The document does mention "Software Verification and Validation" on page 10, stating:
"Software verification and validation was performed on individual software applications that are used in the planning and design of the implant based on the patient's images (CT). Quality and on-site user acceptance testing provide objective evidence that all software requirements and specifications were implemented correctly and completely and are traceable to system requirements.
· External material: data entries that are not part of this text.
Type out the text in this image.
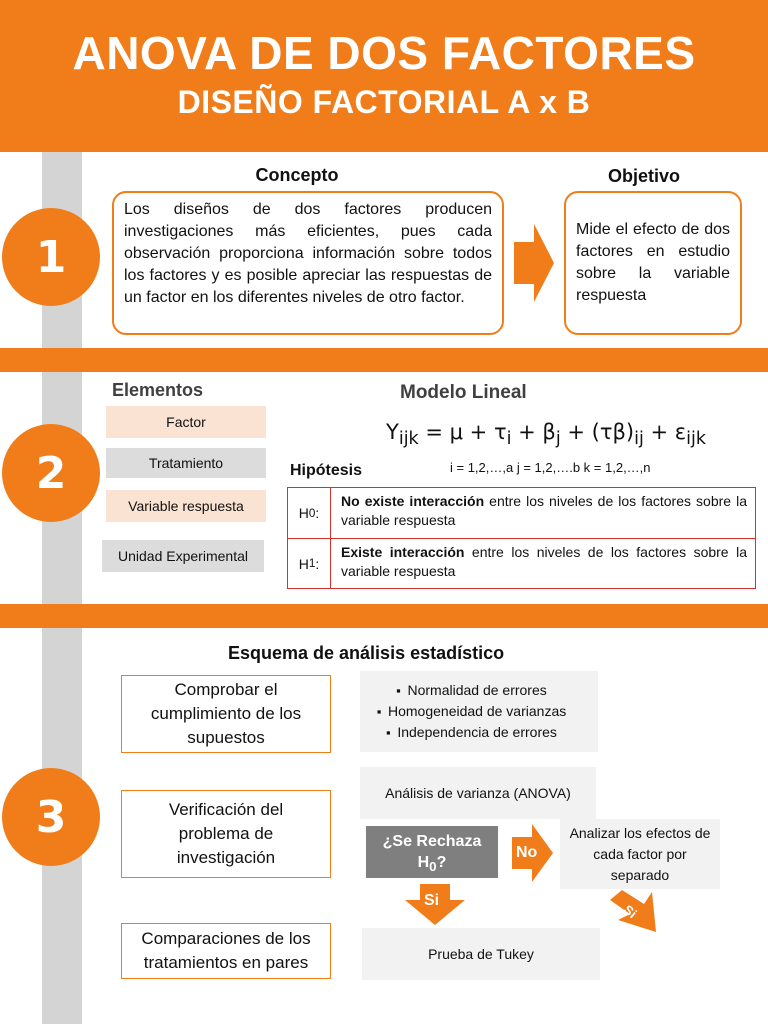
ANOVA DE DOS FACTORES
DISEÑO FACTORIAL A x B
1
2
3
Concepto
Los diseños de dos factores producen investigaciones más eficientes, pues cada observación proporciona información sobre todos los factores y es posible apreciar las respuestas de un factor en los diferentes niveles de otro factor.
Objetivo
Mide el efecto de dos factores en estudio sobre la variable respuesta
Elementos
Factor
Tratamiento
Variable respuesta
Unidad Experimental
Modelo Lineal
$Y_{ijk} = \mu + \tau_i + \beta_j + (\tau\beta)_{ij} + \varepsilon_{ijk}$
Hipótesis	i = 1,2,…,a j = 1,2,….b k = 1,2,…,n
H 0 :
No existe interacción entre los niveles de los factores sobre la variable respuesta
H 1 :
Existe interacción entre los niveles de los factores sobre la variable respuesta
Esquema de análisis estadístico
Comprobar el cumplimiento de los supuestos
▪ Normalidad de errores
▪ Homogeneidad de varianzas
▪ Independencia de errores
Verificación del problema de investigación
Análisis de varianza (ANOVA)
¿Se Rechaza
$H_0$?
No
Analizar los efectos de cada factor por separado
Si
Si
Comparaciones de los tratamientos en pares	Prueba de Tukey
Testing required as a result of risk analysis and impact assessments showed conformity with pre-defined specifications and acceptance criteria. Software documentation demonstrates all appropriate steps have been taken to ensure mitigation of any potential risks and performs as intended based on the user requirements and specifications."
This section indicates that there was software used in the planning and design of the implant, which is based on CT images. This software underwent verification and validation, including "user acceptance testing" and conformity with "pre-defined specifications and acceptance criteria." However, it does not provide the specifics of these acceptance criteria, the study design, or any performance metrics in the format requested for an AI/CADe system. It is a general statement about software V&V, not a study proving the performance of an AI-driven diagnostic or CADe device in a clinical context.
The "Performance Testing - Clinical" section (page 11) discusses the clinical outcomes of the implant device itself (implant loosening, reduced post, exposed/removed screws, infections/abscesses, partial exposure of underlying framework), not the performance of any AI or CADe software used in its design.